COLOMBO, May 15 (AP): Catholic officials and parents in Sri Lanka are hopeful that church-run schools will begin to reopen soon for the first time since last month's devastating Easter Sunday attacks on churches and hotels.
All of the island nation's schools were set to reopen the day after the bombings following a two-week break, but they remained closed after the attacks, which killed more than 250 people and injured hundreds more.
Government schools reopened last week, but many children stayed home, fearing another attack.

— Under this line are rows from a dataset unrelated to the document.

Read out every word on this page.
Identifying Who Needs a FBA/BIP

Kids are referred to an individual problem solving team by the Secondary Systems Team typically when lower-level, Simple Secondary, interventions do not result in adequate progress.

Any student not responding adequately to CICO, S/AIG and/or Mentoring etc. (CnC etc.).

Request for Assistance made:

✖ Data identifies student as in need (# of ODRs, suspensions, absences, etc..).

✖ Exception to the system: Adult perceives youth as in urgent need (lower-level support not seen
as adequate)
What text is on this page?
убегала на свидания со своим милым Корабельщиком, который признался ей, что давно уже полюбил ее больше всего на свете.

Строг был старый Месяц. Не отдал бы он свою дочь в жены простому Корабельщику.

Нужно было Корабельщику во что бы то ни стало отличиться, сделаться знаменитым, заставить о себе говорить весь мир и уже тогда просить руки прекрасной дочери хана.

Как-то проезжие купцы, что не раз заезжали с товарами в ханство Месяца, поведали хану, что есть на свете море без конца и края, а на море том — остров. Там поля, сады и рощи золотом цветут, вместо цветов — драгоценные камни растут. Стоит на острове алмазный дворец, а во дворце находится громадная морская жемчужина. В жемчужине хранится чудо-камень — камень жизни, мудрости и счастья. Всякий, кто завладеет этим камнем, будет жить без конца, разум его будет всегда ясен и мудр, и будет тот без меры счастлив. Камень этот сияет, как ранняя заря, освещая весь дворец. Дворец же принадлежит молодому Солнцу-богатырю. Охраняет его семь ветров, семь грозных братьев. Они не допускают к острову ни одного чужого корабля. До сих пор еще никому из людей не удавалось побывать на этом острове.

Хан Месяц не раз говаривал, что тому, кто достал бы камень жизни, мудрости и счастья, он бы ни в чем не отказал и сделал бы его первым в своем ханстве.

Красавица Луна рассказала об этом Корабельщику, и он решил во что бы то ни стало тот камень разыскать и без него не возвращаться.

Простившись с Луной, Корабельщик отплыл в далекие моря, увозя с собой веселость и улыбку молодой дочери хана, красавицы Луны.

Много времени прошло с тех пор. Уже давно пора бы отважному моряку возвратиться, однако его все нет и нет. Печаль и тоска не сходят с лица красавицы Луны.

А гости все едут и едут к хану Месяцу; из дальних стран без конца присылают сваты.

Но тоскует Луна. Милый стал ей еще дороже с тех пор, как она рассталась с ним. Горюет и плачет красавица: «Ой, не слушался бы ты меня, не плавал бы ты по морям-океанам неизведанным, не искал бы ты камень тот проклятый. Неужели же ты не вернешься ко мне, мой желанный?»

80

Catholic schools, however, have stayed shut out worried that other Catholic properties could be targeted in further attacks.
In a memo to Catholic institutions earlier this month, Cardinal Malcolm Ranjith, the archbishop of Colombo, said he had information from a trusted foreign source that a famous church and a lay institution were to be attacked.
The church confirmed that the memo, which first appeared on social media, was authentic.
On Sunday, the Catholic Church held the first regular Sunday Mass since the April 21 coordinated suicide bombings, amid tight security.
Sunday services had been canceled the two previous weekends apprehensive of more attacks, leaving the faithful to hear Mass via live TV transmission from Ranjith's residence.
Later Sunday, Ranjith gave Sri Lanka's Catholic school administrators permission to reopen on an individual basis in coordination with local security officials.
Rangika Perera, a teacher in a Catholic school where her daughter also studies, said reopening the schools and churches was the best way to demonstrate that Sri Lanka's Catholics hadn't been defeated by terrorism.
"They want to deprive us in every way and we should not help them succeed by our fear," she said.